I seem to get a CSRF error when trying to delete a user or reset his password.I am on Seafile Community 6.1.1 (on Debian Jessie).Can someone confirm that they have the problem as well ?
File and DB Permission are ok?
I suppose because I've never changed the permissions since I installed version 3.0.0.In addition the error message is
[WARNING] django.request:98 _reject Forbidden (CSRF token missing or incorrect.)
This clearly looks like a bug. Last think you can try is to open an incognito tab and see if it works there. If not it's a bug.
I tried with Firefox incognito mode and I unfortunately still have the CSRF error.
Yes, I have the same problem when I click on "Generate" for a download link.

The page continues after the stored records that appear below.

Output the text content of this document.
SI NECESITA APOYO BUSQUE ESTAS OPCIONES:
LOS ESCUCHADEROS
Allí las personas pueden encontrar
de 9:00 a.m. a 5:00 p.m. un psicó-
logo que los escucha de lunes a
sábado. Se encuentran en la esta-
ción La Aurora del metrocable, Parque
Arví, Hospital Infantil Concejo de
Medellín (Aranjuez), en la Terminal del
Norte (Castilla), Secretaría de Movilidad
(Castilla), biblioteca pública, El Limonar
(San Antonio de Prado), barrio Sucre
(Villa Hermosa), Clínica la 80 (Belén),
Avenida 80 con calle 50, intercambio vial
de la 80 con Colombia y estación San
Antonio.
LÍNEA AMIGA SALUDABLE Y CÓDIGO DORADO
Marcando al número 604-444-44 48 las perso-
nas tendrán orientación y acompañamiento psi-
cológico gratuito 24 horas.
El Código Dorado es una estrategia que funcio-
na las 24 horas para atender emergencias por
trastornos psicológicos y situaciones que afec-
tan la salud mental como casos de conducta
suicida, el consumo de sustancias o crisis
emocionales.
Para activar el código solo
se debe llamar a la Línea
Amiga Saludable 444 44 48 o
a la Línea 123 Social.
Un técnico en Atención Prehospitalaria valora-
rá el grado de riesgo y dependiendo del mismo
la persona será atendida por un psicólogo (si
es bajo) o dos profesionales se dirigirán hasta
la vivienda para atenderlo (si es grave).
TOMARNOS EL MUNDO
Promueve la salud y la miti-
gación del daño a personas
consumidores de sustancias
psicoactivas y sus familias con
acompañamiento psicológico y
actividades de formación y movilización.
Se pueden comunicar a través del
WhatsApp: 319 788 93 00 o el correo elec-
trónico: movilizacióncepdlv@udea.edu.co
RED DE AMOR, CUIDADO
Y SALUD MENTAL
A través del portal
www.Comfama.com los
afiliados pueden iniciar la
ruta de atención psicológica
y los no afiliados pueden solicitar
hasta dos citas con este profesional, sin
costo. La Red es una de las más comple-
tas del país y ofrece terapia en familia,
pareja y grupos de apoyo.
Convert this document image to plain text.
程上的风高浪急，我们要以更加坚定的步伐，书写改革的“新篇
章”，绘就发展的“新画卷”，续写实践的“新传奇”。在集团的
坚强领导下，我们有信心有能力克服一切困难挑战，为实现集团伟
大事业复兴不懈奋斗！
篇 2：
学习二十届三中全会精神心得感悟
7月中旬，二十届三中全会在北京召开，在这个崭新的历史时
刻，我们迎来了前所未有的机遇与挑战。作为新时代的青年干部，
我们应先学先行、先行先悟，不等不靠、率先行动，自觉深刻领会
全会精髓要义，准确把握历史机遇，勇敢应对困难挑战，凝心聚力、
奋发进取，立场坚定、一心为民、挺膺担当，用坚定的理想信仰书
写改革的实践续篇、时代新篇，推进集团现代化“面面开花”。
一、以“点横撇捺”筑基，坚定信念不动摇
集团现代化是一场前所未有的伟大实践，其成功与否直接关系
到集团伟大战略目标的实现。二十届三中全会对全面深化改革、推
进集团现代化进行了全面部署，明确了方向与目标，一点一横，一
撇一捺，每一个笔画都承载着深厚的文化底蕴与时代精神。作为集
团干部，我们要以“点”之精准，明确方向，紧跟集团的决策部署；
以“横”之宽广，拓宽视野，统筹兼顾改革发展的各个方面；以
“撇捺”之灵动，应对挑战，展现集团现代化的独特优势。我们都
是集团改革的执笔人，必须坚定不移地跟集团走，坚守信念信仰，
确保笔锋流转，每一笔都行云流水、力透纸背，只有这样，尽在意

EDIT: it only happens with Firefox 54, Chromium 59 works.
Indeed it works with Chromium. I still haven't found a workaround for Firefox.
I have the same problem for actions like accessing encrypted librarys, deleteing share links etc. Problem occurs with Firefox and Chromium ( and every other browser i tried so far). I noticed that teh X-CSRFToken is not set on such requests (its null). If i fire such a request via curl with the X-CSRFToken set then it's working. Everything is working if i use the client.This problem only occurs if i use wsgi, with fastcgi everything is working fine.Both 6.2.0 and 6.2.2 are affected over here (switched to wsgi with 6.2.0).I'm running 6.2.2 atm behind an apache2 proxy on a debian stretch system.
If anybody is experiencing the same issue, for me it was the apache2 configuration interfering.I had "Header edit Set-Cookie ^(.*)$ $1;HttpOnly;Secure" set which caused my problems.